Snohomish County announces $6.5 million for youth mental health

The new plan includes $3.2 million to support vulnerable youth and $1.5 million for after school care.

Snohomish County Executive Dave Somers (Snohomish County)

Snohomish County Executive Dave Somers (Snohomish County)

EVERETT — After the pandemic struck a blow to young people’s mental health, Snohomish County is investing in building it up again.

On Wednesday, Snohomish County Executive Dave Somers announced $6.5 million in new funding for youth mental health and laid out a broad spending plan.

The new plan splits the investment into five categories based on recommendations from the county’s Office of Recovery and Resilience.

The largest portion, $3.2 million, will aim to support vulnerable youth. That means both contributing to existing mental health services and investing in “alternative strategies to provide mental health and wellness,” given a lack of certified or licensed mental health professionals, according to the county.

Another $1.5 million will go to after-school care through partnerships with the YMCA and Boys & Girls Club.

The money builds on a previous $2.9 million investment in tuition subsidies and behavioral health support at those organizations last year. Together, the two groups make up about 80 percent of the county’s after school care, the spending plan estimates.

Youth homelessness is another target. The Onward Learning program, which supports students transitioning from high school to higher education with housing and other needs, will receive $1.2 million from the county.

The program is a partnership between youth homelessness nonprofit Cocoon House, Everett Community College, Edmonds College, Housing Hope and Everett Public Schools.

A smaller pot, $500,000, is dedicated to youth career exploration. That could mean internships, job shadowing, career fairs and workshops.

“We’re trying to help youth see a path forward, see a bright future for them,” said Chrissie Grover-Roybal, deputy director of the Office of Recovery and Resilience. “And part of that is imagining what you’re going to be doing as a career … So they’ve got something that they’re moving forward to.”

The final $100,000 will be used to create a “sensory calming room” for children who, for whatever reason, need to appear in court.

The room will be part of the Office of the Court Appointed Special Advocate, which advocates for children in custody cases.

The program’s division manager, Joelle Kelly, wrote in an email the room would provide a “multi-sensory environment” for children feeling overwhelmed.

It’ll also be a place “where children and youth will be able to retreat for comfort in situations when they would otherwise experience fear, anxiety, and the unknown,” she wrote.

The room is still “in the early planning stages,” but could contain “an interactive floor projection, fiber optic clouds, bubble towers, infinity panels, and a sitting nook,” Kelly added.

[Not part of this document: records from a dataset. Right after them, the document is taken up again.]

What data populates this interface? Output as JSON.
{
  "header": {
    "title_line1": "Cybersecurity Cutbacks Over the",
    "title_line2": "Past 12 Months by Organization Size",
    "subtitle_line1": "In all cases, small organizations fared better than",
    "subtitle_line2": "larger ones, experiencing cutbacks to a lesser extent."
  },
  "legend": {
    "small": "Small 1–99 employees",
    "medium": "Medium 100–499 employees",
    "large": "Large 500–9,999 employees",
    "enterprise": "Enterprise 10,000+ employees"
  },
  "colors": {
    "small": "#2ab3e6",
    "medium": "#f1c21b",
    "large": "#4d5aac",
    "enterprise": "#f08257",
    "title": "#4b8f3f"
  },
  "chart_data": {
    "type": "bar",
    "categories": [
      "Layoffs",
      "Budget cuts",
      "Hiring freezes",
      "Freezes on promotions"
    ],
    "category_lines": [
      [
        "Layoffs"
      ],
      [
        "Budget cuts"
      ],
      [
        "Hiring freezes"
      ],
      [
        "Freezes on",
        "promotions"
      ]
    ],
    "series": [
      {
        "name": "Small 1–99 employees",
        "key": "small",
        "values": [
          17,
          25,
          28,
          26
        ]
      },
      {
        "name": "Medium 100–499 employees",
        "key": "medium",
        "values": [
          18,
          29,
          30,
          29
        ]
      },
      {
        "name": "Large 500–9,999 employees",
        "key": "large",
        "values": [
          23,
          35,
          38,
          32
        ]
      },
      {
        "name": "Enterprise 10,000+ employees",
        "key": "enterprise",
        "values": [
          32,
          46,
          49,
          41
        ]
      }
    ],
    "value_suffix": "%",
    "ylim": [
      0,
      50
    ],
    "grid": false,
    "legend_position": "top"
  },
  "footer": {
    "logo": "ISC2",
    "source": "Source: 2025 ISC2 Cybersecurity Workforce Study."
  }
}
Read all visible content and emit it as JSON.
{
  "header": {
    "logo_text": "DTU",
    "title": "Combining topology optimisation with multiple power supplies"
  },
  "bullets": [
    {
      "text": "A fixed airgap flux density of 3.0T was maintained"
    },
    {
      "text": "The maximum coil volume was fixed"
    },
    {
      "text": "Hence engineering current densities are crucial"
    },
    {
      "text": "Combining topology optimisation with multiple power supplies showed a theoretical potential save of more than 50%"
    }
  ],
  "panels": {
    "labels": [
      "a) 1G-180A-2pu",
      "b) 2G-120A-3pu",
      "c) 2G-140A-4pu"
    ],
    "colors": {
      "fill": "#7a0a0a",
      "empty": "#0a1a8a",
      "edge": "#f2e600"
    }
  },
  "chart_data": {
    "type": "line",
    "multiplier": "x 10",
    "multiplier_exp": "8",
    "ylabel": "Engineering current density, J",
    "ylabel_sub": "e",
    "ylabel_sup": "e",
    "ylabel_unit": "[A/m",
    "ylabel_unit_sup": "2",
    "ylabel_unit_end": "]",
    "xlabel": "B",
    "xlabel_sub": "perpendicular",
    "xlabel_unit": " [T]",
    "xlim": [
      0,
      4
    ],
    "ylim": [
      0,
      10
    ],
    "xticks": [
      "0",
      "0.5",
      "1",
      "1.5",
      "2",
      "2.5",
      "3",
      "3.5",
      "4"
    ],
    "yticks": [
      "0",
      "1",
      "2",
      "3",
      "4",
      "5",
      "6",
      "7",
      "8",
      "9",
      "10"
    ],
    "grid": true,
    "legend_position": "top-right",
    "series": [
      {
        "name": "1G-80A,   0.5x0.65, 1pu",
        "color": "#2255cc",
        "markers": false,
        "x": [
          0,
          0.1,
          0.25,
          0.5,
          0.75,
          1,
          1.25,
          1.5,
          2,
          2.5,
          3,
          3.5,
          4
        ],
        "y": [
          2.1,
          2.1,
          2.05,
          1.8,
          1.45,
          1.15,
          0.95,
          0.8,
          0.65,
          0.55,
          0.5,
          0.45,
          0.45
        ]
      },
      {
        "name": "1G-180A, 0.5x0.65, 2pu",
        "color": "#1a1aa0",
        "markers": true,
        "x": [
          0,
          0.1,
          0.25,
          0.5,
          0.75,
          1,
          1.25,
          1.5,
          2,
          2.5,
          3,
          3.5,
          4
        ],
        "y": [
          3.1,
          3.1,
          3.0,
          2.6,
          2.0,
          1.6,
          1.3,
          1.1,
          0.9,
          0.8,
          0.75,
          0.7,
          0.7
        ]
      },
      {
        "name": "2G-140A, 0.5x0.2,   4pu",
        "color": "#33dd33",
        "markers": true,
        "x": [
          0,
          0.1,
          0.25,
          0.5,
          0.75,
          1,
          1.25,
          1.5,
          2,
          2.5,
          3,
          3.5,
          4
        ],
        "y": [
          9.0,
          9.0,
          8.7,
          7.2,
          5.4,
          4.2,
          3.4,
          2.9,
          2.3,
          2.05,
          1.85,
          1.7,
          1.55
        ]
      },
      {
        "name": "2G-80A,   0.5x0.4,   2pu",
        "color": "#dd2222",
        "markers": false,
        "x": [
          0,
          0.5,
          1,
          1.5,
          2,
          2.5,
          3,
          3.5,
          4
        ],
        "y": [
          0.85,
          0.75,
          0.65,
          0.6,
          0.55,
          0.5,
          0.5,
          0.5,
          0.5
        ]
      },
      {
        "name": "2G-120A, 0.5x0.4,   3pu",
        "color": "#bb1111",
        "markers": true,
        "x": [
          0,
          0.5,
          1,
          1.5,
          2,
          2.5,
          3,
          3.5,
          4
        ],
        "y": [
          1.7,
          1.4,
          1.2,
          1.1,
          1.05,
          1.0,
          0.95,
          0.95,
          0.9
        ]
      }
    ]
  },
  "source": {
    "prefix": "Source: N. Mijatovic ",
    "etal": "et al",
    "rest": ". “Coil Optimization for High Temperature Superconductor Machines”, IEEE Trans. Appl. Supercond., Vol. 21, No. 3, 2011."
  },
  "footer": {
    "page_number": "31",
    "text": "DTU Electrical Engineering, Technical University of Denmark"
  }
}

Moving forward, the Office of Recovery and Resilience will be partnering with the staff from the county’s Human Services Department to develop a more detailed spending plan. For the most part, the plan released this week doesn’t name specific organizations that will be getting money.

“It’s likely that different components of the plan will come online at different times,” Kelsey Nyland, spokesperson for the Office of Recovery and Resilience, wrote in an email, “and some contracts may be executed starting in July.”

By the end of 2023, the county plans to have given out most of the money.

The county’s share of American Rescue Plan Act money will fund the new investment. The act, known as ARPA, sent emergency funds to local governments in response to the pandemic. It passed in 2021. Snohomish County got $160 million in total.

Recipients of that money must decide how to spend it by the end of 2024 and use it by the end of 2026.

The county will be reporting ARPA expenditures and outcome data to the U.S. Treasury every quarter.

The Office of Recovery and Resilience guides the county’s ARPA spending.

As the office did community outreach, “there was this very pervasive feeling that the pandemic hit youth and young people in a way that … was different than the way that it hit adults,” Grover-Roybal said. “You’re looking at some middle schoolers that spent two out of three years doing remote school at a time when your brain is developing.”

The newest county-wide Community Health Assessment, released by the county health department last week, showed a marked decline in the mental well-being of young people between eighth and 12th grade.

In a five year period, the amount of those students reporting anxiety symptoms rose by 10 percentage points to over one in three. The portion reporting symptoms of depression rose to almost 40%.

The assessment drew on data from the state’s Healthy Youth Survey, which takes place every two years. The most recent survey was in 2021.

High school dropout rates for certain groups of students have also increased since the start of the pandemic.

According to the county, dropout rates for young people who are homeless, learning English or in the foster care system went up by 20%, 25% and 40%, respectively, between 2019 and 2022.

In May, the county announced an $8 million investment in five projects that treat mental and behavioral health. Those projects include expanding behavioral health services in Edmonds schools, a new facility to serve pregnant women and mothers who are dependent on opioids and space for mental health care at Housing Hope’s child development center in Everett.

A “transparency dashboard” containing information about the county’s pandemic recovery funding allocations, budgets and program outcomes, among other topics, is set to go live early this week.

The dashboard will help residents learn how the county’s money is spent, Nyland said. “But to me, what’s more interesting is the impacts of those dollars, who we’re serving and how we’re serving them.”